Well, history can repeat itself, and when the same forces are at work, it does. Ignoring the threat of the private health insurance industry now can have the same long-run consequences as ignoring the pharmaceutical industry then. If private insurance becomes as solidly entrenched in Canada as it is in the United States, generating a similar scale of administrative waste - "costs without benefits"7 - we will never get it out again. We will be permanently saddled with another inefficient and inequitable component in our financing mix, a component whose primary functions are to undermine cost control and to redistribute health costs from the healthy and wealthy to the unhealthy and unwealthy.

It was our great good fortune, when medicare was being introduced, that the private industry was insufficiently developed to put up much political resistance. Nor were there trade agreements, backed by foreign sanctions, protecting corporate rights to profit against the policies of duly elected democratic governments. That time is gone.

Mr. Trudeau's legacy underlines powerfully the very large, though sometimes very long-term, costs of failure to take appropriate action at critical times. The present threat to medicare has its origins in decisions taken, and especially not taken, 20 and 30 years ago. That threat is real and very serious and, most importantly, its effects will be irreversible. We, and our governments, need to be thinking immediately and very hard about how to salvage the situation.

Indeed, that same message comes from the advocates of private healthcare, when they tell us not to be unduly alarmed - that the Supreme Court's decision will not undermine medicare and may even strengthen it. When the right wing says: "Don't worry, be happy," we should worry a lot - and act. Now is no time to shrug.

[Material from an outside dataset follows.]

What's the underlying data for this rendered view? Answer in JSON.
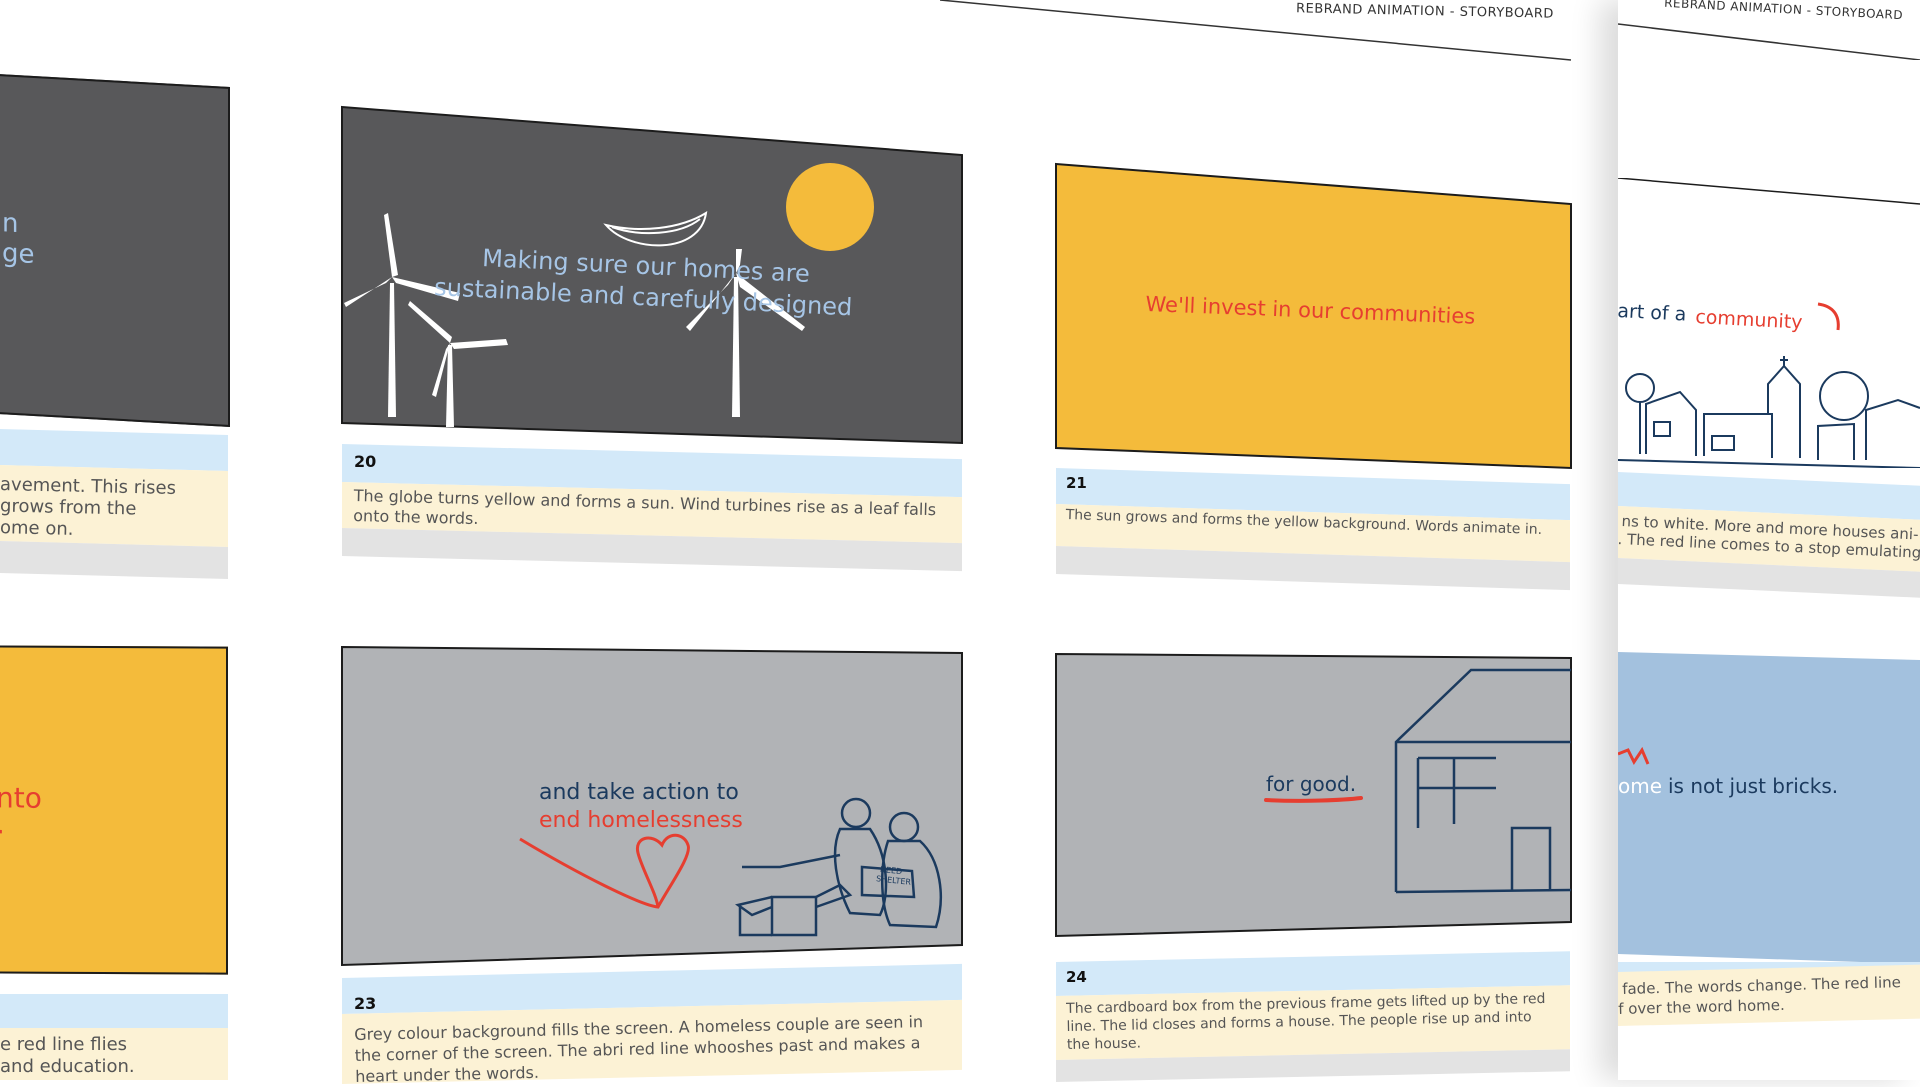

What to do? My preferred choice, obviously, would be to disinter the "notwithstanding" clause, but that, as Sir Humphrey would say, would be a "courageous" decision. Just for starters, then, consider the tax-expenditure subsidy for employer-paid private health insurance - much less politically sensitive, and wholly within the jurisdiction of the federal government. Canadian governments actually cover about a third of the costs of these premiums by treating them as tax-free benefits. This subsidy could be removed selectively for, or perhaps more accurately not extended to, employer-paid health insurance that parallels medicare (as Quebec did when mandating employer-paid private pharmaceutical insurance). Taxing employer-paid premiums in the hands of the employee is no "magic bullet," but should at least inhibit the spread of private coverage. This could be done quickly, and the announcement alone would send a very strong signal of intent to defend. If we can no longer ban private coverage, for heaven's sake let's not subsidize it!

About the Author

Robert G. Evans
Professor of Economics
University of British Columbia
Vancouver, B.C

Footnotes

1. Auton (Guardian ad litem of) v. British Columbia (Attorney General), [2004] 3 SC.R 657

2. Premier David Peterson of Ontario, opening the International Conference on Quality Assurance and Effectiveness in Health Care, Toronto, November 8-10, 1989.

3. Data here and subsequently are from Finance Canada, Fiscal Reference Tables, 2004.

4. Mimoto, H. and P. Cross. 1991 (June). "The Growth of the Federal Debt." Canadian Economic Observer: 3.1-3.9.

5. Data here and subsequently are from the Canadian Institute for Health Information (2004), "National Health Expenditure Trends in Canada, 1975-2004." Ottawa: CIHI.

6. Bakan, J. 2004. The Corporation: The Pathological Pursuit of Profit and Power. New York: Free Press.

7. Woolhandler, S., T. Campbell and D.U. Himmelstein. 2003. "Costs of Health Care Administra-tion in the United States and Canada." New England Journal of Medicine 349 (8): 768-75.